#11 - JRL 2007-146 - JRL Home
Russia: Expert Says Bush Doesn't Want Legacy Of
'Losing' Russia
Copyright (c) 2007. RFE/RL, Inc. Reprinted with the permission of
Radio Free Europe/Radio Liberty, 1201 Connecticut Ave., N.W. Washington DC
20036. www.rferl.org
July 1, 2007 (RFE/RL) -- U.S. President George W. Bush and his Russian
counterpart, Vladimir Putin, are due to gather today for a two-day summit at the
Bush family compound in Kennebunkport, Maine. One person who will be watching
the dynamics between the two outgoing presidents with interest is Marshall
Goldman, professor emeritus of Russian economics at Wellesley College in the
U.S. state of Massachusetts and the author of an upcoming book on Putin’s energy
policy. Goldman spoke with RFE/RL correspondent Yury Zhigalkin.
RFE/RL: What are your expectations for the summit?
Marshall Goldman: I don't have high expectations, because I think the issues
that now separate the two countries can't be settled in two days, even if it's a
nice, informal, warm two days between the two leaders. I think it's just too
difficult at this point.
I think if it's at all possible to do anything like this, the setting in
Kennebunkport will probably be the best. It'll be informal. Given the size of
the Bush home there, it's impossible to have large amounts of staff at their
beck and call. President George W. Bush's mother will be there making popcorn;
they'll go swimming to see who can take the cold in the Maine water. So I think
this is an enormous gesture by President Bush.
RFE/RL: So what can Bush expect to receive in return for this gesture?
Goldman: As a minimum, a cooling of the rhetoric between both countries, and
to see if, simply by force of their personalities, they can simply tell their
bureaucracies, "OK, we have to work these things out." Whether it be agreeing on
a radar system in Azerbaijan or getting the United States to withdraw its
commitment to install the radar in the Czech Republic and the missiles in
Poland. I mean -- there are some things that the leaders can do arbitrarily. It
would be losing face, to some extent, and maybe that's what you have to do.
Who would have thought that [U.S. President Ronald] Reagan and [Soviet leader
Mikhail] Gorbachev could reach some of the issues they agreed to? You had two
very strong ideological opponents, so of course there was ideology. In this
case, there's no ideology; it's just national pride and assertiveness. But it
may come to nothing. I don't want to say that on Tuesday [July 3] we'll wake up
and discover it's a brand new world. I don't want to give credit to either
leader, necessarily, but where I do give credit to both of them -- and
particularly to President Bush, who took the initiative -- is that they at least
want to make a good try, to make an effort. And I can't think of a better way to
have done it. I must confess, it was nothing I would have thought of. This goes
way beyond the normal bounds of diplomacy.

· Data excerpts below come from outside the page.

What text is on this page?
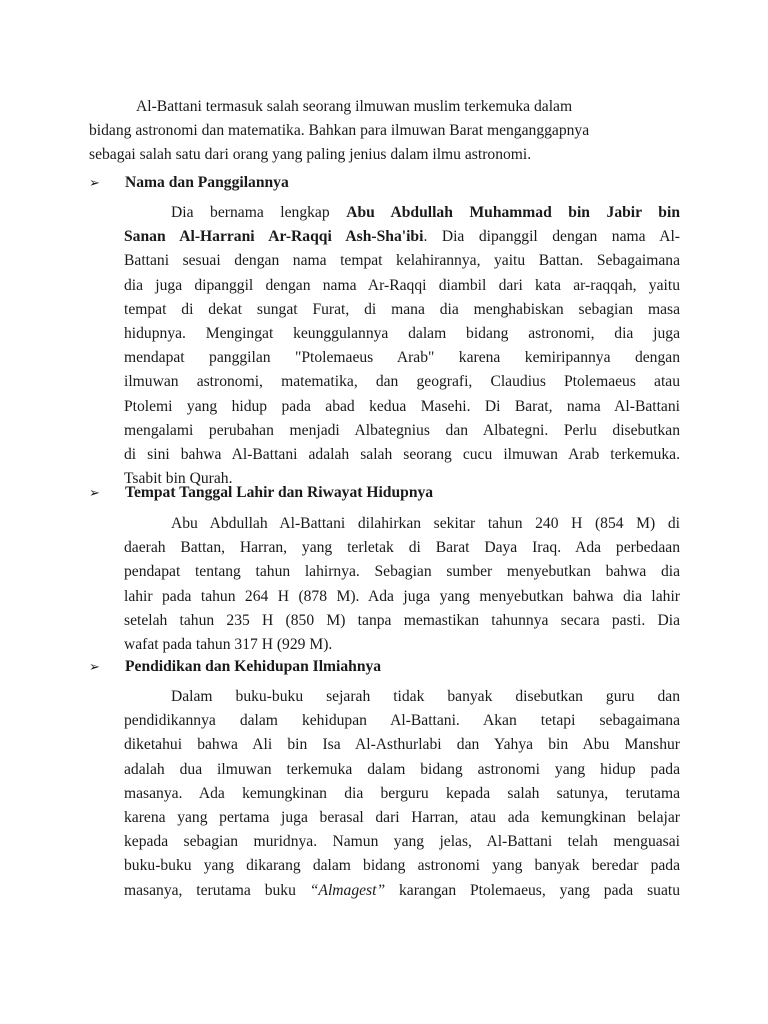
Al-Battani termasuk salah seorang ilmuwan muslim terkemuka dalam
bidang astronomi dan matematika. Bahkan para ilmuwan Barat menganggapnya
sebagai salah satu dari orang yang paling jenius dalam ilmu astronomi.
➢ Nama dan Panggilannya
Dia bernama lengkap Abu Abdullah Muhammad bin Jabir bin
Sanan Al-Harrani Ar-Raqqi Ash-Sha'ibi. Dia dipanggil dengan nama Al-
Battani sesuai dengan nama tempat kelahirannya, yaitu Battan. Sebagaimana
dia juga dipanggil dengan nama Ar-Raqqi diambil dari kata ar-raqqah, yaitu
tempat di dekat sungat Furat, di mana dia menghabiskan sebagian masa
hidupnya. Mengingat keunggulannya dalam bidang astronomi, dia juga
mendapat panggilan "Ptolemaeus Arab" karena kemiripannya dengan
ilmuwan astronomi, matematika, dan geografi, Claudius Ptolemaeus atau
Ptolemi yang hidup pada abad kedua Masehi. Di Barat, nama Al-Battani
mengalami perubahan menjadi Albategnius dan Albategni. Perlu disebutkan
di sini bahwa Al-Battani adalah salah seorang cucu ilmuwan Arab terkemuka.
Tsabit bin Qurah.
➢ Tempat Tanggal Lahir dan Riwayat Hidupnya
Abu Abdullah Al-Battani dilahirkan sekitar tahun 240 H (854 M) di
daerah Battan, Harran, yang terletak di Barat Daya Iraq. Ada perbedaan
pendapat tentang tahun lahirnya. Sebagian sumber menyebutkan bahwa dia
lahir pada tahun 264 H (878 M). Ada juga yang menyebutkan bahwa dia lahir
setelah tahun 235 H (850 M) tanpa memastikan tahunnya secara pasti. Dia
wafat pada tahun 317 H (929 M).
➢ Pendidikan dan Kehidupan Ilmiahnya
Dalam buku-buku sejarah tidak banyak disebutkan guru dan
pendidikannya dalam kehidupan Al-Battani. Akan tetapi sebagaimana
diketahui bahwa Ali bin Isa Al-Asthurlabi dan Yahya bin Abu Manshur
adalah dua ilmuwan terkemuka dalam bidang astronomi yang hidup pada
masanya. Ada kemungkinan dia berguru kepada salah satunya, terutama
karena yang pertama juga berasal dari Harran, atau ada kemungkinan belajar
kepada sebagian muridnya. Namun yang jelas, Al-Battani telah menguasai
buku-buku yang dikarang dalam bidang astronomi yang banyak beredar pada
masanya, terutama buku “Almagest” karangan Ptolemaeus, yang pada suatu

RFE/RL: One of Bush's major issues with Russia right now is the hostility of
its rhetoric. And yet, the more Moscow uses it, the more unpopular Russia
becomes. So why would Bush bother fighting it?
Goldman: Well, it's true. Russia has made some very serious mistakes here.
But in a conversation I had with President Bush just a year ago, he clearly was
looking toward his legacy, what people will think of the Bush-2 administration
20 years down the road. He asked us that specific question, basically -- to go
back and think of things that he could do, initiatives that he might take, that
would make people look favorably upon this period. He sees that his term is
coming to an end, and I think the last thing he wants is to say, "Well, I came
in when Russian-American relations were pretty good -- not perfect, but pretty
good -- and I'm leaving when Russian-American relations are almost as bad as
they were during the Cold War." I think that's one thing he thinks he can
counter, given his personal relationship he's built up with President Putin. And
I think he wants to make that effort.
RFE/RL: Did Bush misjudge Putin when he famously observed he had looked into
the Russian president's soul and seemingly found a man he could trust?
Goldman: It's a fair criticism. I think that statement was mainly intended to
build a bond between the two leaders, of the sort that I just tried to describe.
It had to do with that, and of course it also had to do with the born-again
nature of President Bush, his embracing Christianity again after a period he
himself describes as having gone wayward, and seeing that maybe this is what
President Putin had too, and feeling that if you had two firm believers that
they could work things out that might not otherwise be possible. And again, I
think this is one of the things that he's going to do.
RFE/RL: Some say Bush lost Russia by supporting Putin, who proved the
opposite of what he expected.
Goldman: What I think Bush is trying to do is to make one last effort to show
that, indeed, he can deal with Putin and that, indeed, he has not lost Russia. I
think that Bush recognizes that if he doesn't make this extra effort, that's
indeed what people will say: "Bush came in with Russian relations pretty good
and left with Russian relations pretty bad. You, President George W. Bush, lost
Russia." I think he wants to avoid exactly that kind of criticism by doing this
kind of thing. I think that's what motivates his efforts.
RFE/RL: Under these circumstances, how likely is it that Bush will emphasize
the issue of human rights in Russia?
Goldman: I think he has to. Otherwise, President Bush loses his credibility
within the United States. So this is really trying to square a circle. He's got
to make these criticisms -- otherwise he loses his credibility here in the
United States. And he's got to convince Putin to go easy on some of these
things, which will cause Putin to lose his credibility within Russia. That's
what makes this meeting such an intriguing one. "At least let's try to see if we
can work some of these impossible differences out." And by saying they're
impossible... I mean, maybe Hercules couldn't do, maybe Reagan and Gorbachev
couldn't do it. But I think Putin and Bush both want to give it one good effort.